Der britische Leitindex FTSE 100 hat am Mittwoch leicht nachgegeben, belastet durch Verluste bei Finanzwerten. Im Vorfeld der mit Spannung erwarteten Zinsentscheidung der US-Notenbank in der kommenden Woche konnten hingegen Minen- und Energiewerte zulegen.
Der Blue-Chip-Index FTSE 100 schloss 0,1% im Minus, während der Midcap-Index FTSE 250 um 0,1% zulegte.
Industriemetallminenwerte stiegen um 3,3%, nachdem die Kupferpreise ein Rekordhoch erreicht hatten. Glencore kletterte um 6,3% und markierte damit ein Hoch seit über zehn Monaten, nachdem das Unternehmen angekündigt hatte, die Kupferproduktion bis 2035 auf 1,6 Millionen Tonnen steigern zu wollen.
Antofagasta legte um 4,9% zu, Anglo American gewann 2,5%.

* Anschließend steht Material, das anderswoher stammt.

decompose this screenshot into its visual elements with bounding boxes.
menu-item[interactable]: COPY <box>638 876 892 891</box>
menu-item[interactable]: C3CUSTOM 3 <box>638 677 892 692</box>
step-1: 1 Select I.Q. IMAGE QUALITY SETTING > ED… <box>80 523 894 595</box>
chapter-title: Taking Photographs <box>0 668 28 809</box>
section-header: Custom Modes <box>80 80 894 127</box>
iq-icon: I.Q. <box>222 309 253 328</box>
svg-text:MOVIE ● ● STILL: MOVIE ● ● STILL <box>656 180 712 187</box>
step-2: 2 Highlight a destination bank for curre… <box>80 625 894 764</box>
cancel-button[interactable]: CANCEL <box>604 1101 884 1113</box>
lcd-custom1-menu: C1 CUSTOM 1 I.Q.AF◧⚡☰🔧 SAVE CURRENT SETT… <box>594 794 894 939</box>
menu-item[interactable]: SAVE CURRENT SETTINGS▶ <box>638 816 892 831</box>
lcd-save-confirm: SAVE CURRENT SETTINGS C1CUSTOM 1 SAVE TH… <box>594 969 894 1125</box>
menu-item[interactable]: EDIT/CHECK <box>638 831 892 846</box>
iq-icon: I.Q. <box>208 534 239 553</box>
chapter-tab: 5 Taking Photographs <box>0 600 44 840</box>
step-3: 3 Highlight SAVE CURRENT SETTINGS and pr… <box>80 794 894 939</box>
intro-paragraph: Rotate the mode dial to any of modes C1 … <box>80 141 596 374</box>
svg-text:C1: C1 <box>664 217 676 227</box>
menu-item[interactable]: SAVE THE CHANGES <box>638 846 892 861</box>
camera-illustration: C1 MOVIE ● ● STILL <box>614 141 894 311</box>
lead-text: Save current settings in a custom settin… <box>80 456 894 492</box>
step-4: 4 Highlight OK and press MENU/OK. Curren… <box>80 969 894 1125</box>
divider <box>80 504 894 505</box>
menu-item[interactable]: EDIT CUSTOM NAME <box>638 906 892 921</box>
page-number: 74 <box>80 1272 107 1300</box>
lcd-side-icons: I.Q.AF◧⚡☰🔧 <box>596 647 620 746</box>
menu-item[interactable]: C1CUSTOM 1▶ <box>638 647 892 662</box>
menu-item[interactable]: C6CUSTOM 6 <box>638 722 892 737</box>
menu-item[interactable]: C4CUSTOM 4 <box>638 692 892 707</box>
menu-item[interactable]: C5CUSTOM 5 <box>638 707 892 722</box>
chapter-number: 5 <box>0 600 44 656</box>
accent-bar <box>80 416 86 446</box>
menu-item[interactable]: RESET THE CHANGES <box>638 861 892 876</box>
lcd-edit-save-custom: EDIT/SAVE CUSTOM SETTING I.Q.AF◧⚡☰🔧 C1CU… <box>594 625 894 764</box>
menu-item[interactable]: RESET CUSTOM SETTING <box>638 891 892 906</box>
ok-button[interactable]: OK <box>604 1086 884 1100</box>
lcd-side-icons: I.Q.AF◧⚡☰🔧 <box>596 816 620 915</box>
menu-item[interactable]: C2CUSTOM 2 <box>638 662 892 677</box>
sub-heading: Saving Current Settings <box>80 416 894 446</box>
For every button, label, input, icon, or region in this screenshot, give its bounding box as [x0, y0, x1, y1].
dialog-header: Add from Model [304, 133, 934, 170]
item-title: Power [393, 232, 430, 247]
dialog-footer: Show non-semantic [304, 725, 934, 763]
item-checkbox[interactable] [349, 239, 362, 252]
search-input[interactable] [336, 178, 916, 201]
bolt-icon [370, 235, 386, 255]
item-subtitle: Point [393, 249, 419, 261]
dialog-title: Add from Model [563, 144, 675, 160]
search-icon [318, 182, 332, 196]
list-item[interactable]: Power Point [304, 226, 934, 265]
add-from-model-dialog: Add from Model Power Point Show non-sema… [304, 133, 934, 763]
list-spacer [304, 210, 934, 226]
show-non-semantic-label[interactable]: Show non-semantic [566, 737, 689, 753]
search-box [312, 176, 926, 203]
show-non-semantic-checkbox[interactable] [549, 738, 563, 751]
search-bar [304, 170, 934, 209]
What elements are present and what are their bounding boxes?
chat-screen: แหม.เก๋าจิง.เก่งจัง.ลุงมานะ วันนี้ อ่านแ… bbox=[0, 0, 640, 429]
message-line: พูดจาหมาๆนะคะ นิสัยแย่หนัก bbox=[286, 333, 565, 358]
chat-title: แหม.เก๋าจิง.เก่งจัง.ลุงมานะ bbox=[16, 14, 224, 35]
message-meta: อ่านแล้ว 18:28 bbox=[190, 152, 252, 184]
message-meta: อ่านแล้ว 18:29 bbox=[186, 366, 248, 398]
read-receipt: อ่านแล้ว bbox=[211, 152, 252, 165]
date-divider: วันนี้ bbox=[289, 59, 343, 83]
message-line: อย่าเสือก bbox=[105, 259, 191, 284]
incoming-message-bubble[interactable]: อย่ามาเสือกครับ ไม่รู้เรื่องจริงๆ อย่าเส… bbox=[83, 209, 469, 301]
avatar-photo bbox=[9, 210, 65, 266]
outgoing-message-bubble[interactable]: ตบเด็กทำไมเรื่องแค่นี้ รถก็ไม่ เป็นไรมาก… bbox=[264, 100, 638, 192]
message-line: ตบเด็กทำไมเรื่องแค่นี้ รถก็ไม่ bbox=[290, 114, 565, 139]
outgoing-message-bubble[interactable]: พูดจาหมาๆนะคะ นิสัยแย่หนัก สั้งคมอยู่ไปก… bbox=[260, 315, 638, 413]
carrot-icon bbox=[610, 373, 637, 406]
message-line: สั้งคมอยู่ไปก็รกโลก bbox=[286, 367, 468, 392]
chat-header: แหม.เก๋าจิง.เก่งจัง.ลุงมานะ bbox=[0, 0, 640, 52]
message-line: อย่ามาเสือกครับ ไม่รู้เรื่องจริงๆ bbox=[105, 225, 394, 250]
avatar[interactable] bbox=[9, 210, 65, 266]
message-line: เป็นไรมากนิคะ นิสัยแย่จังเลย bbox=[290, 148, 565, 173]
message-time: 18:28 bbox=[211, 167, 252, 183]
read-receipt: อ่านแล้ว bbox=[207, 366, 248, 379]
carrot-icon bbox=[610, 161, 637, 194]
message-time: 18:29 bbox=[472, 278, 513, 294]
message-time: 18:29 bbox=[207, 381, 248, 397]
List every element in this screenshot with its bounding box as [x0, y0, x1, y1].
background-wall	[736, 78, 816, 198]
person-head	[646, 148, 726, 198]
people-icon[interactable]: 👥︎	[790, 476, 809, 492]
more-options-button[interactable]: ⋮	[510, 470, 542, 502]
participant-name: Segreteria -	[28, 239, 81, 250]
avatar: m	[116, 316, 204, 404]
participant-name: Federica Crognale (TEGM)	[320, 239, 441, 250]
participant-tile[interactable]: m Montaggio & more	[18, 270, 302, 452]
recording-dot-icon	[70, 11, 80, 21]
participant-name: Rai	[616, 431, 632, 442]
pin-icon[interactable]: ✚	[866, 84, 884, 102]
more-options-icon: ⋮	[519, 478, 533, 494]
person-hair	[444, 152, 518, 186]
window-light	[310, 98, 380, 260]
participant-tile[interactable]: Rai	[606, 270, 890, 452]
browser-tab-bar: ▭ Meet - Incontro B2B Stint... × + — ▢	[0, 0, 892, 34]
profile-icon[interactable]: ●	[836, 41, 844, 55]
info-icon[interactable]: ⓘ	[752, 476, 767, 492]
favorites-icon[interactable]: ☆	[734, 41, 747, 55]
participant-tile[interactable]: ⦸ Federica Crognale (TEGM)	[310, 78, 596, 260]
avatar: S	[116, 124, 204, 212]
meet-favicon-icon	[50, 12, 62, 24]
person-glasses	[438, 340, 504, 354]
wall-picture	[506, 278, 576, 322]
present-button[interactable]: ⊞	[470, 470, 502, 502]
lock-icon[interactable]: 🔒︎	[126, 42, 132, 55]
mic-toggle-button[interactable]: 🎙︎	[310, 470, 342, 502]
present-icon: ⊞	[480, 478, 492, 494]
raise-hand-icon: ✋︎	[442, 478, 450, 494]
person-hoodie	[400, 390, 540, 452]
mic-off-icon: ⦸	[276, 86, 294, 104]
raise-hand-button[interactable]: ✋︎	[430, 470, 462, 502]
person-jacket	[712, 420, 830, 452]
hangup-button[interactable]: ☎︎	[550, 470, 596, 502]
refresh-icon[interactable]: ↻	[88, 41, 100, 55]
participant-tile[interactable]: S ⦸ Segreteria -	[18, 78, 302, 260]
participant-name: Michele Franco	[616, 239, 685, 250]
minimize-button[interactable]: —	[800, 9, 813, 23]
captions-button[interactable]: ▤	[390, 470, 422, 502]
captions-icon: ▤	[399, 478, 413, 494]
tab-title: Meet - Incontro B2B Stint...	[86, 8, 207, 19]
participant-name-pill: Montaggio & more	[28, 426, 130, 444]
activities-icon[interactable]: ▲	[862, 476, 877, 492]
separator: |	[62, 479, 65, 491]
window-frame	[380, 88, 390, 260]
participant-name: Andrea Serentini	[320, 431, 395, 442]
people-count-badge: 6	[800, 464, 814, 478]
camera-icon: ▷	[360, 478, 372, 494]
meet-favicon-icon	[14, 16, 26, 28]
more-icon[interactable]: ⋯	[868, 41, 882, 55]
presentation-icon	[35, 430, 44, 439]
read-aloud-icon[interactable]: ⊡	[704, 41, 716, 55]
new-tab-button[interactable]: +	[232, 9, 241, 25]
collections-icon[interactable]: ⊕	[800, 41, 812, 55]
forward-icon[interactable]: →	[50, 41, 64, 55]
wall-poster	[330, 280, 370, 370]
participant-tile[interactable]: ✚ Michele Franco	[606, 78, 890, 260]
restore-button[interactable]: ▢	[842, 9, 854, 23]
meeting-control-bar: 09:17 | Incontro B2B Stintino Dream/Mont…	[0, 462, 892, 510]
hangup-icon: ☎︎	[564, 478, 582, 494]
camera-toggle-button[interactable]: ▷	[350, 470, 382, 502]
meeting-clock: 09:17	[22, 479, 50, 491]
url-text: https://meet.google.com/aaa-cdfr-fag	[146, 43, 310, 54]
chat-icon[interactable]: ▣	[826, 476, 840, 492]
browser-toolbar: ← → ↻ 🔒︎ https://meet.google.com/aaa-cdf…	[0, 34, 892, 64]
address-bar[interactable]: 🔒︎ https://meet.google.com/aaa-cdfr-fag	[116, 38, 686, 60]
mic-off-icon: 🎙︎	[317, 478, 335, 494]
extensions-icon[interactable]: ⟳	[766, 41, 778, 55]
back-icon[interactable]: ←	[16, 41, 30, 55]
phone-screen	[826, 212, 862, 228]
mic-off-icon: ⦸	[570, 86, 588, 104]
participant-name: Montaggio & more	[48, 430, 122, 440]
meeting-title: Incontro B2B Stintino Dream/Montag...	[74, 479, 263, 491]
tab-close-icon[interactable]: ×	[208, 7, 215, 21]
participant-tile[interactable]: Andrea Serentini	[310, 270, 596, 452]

Der Luft- und Verteidigungssektor verbuchte einen Anstieg von 1,4%, nachdem Russland mitteilte, dass Gespräche mit US-Vertretern in Moskau zu keiner Einigung über ein mögliches Friedensabkommen für die Ukraine geführt hätten. Rolls-Royce gewann 1,6%, Babcock International stiegen um 1,5%.
Energiewerte legten um 0,7% zu und folgten damit dem Anstieg der Ölpreise. BP verbuchte einen Gewinn von 1,3%.
Auf der Gegenseite verloren die schwergewichtigen Bankaktien 1,7%.
Die britische Finanzaufsicht kündigte an, die Aussetzung der Bearbeitung von Beschwerden im Bereich Autofinanzierung bereits am 31. Mai 2026 aufzuheben - zwei Monate früher als ursprünglich geplant. Zugleich wird ein Entschädigungsprogramm für Betroffene eines Missverkaufs-Skandals finalisiert.
Der Skandal, der bis ins Jahr 2007 zurückreicht, betrifft Kreditgeber wie Lloyds, Close Brothers und Barclays, denen vorgeworfen wird, in Autofinanzierungsverträgen überhöhte Zinssätze und zusätzliche Bonuszahlungen verlangt zu haben.
Lloyds Banking verlor 1,4%, Close Brothers und Barclays gaben jeweils rund 0,7% nach.
HSBC Holdings, die überraschend den bisherigen Interims-Vorsitzenden Brendan Nelson zum dauerhaften CEO ernannte, fiel um 1,6%.
Eine Umfrage zeigte, dass das Wachstum im britischen Dienstleistungssektor im vergangenen Monat zurückging und die Beschäftigung im Vorfeld des Haushalts der Regierung so stark schrumpfte wie seit Februar nicht mehr.
Der Pharmasektor insgesamt verlor 0,5%. Konsumgüterwerte wie Marks & Spencer sowie British American Tobacco gaben ebenfalls nach.
Unter den Einzelwerten fiel Sainsbury um 4,2%, nachdem ein Term Sheet offenlegte, dass der katarische Staatsfonds seinen Anteil an der Supermarktkette reduzieren will.
Die London Stock Exchange Group stieg um 1,4%, nachdem eine Vereinbarung mit OpenAI zur Integration von Finanzdaten und Analysen in ChatGPT bekanntgegeben wurde.